CPG annotation process isn't safe to use #287

Closed MattWellie closed 1 year ago

MattWellie commented 1 year ago

See #269

Firstly, it is safe for the main pipeline to use:

  1. Generate a joint-called dataset
  2. Run VEP on multiallelic data
  3. Apply VEP data to variant data indexed only on Chr:Pos (partial key)
  4. Split multiallelic data out into separate variant rows (Hail's splitting function knows to correctly partition vep content)
  5. ...
  6. PROFIT!

The AIP re-annotation cycle starts from the post-split data generated by this pipeline; if two different alt alleles are present at the same locus, these are two different rows. Because multiple rows can have the same locus, the partial-key join between VEP and variant data is broken - this will lead to indexing clashes, and the annotation from one row will be wrongly applied to any other variants at the same site.

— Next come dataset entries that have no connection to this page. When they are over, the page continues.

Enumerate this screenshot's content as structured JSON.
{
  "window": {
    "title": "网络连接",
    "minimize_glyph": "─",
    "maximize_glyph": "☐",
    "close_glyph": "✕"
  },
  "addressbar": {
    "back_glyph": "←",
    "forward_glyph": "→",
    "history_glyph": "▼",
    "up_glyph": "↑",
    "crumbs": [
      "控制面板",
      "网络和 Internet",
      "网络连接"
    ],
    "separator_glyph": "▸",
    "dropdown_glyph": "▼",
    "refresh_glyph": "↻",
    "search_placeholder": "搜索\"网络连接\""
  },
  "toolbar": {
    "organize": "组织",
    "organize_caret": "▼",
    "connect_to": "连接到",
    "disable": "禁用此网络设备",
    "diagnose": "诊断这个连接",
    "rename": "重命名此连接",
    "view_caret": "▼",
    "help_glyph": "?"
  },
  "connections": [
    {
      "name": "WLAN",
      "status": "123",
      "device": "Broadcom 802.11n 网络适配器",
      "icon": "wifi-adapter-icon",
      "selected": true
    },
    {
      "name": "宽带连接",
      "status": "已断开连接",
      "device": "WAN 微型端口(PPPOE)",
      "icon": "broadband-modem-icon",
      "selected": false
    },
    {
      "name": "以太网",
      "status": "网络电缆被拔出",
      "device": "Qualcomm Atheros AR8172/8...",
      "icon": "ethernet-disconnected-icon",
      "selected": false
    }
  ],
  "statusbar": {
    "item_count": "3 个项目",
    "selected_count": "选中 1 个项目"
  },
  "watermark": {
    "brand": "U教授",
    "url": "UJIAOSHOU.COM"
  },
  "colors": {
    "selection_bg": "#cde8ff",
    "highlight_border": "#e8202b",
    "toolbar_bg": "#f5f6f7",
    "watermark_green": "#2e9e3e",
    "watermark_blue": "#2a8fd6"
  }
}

This has been seen in re-annotated AIP data (though this feature is rarely used internally), and in the re-annotation of the ClinVar VCF.

The only solution I can think of to solve this is to copy the chunks of cpg_workflows code relating to annotation, and alter how the data is pieced back together. That shouldn't be as bad as it sounds - the current code includes a ton of conditionals and switches for applying VQSR, or running in Dataproc. This version should be relatively minimal.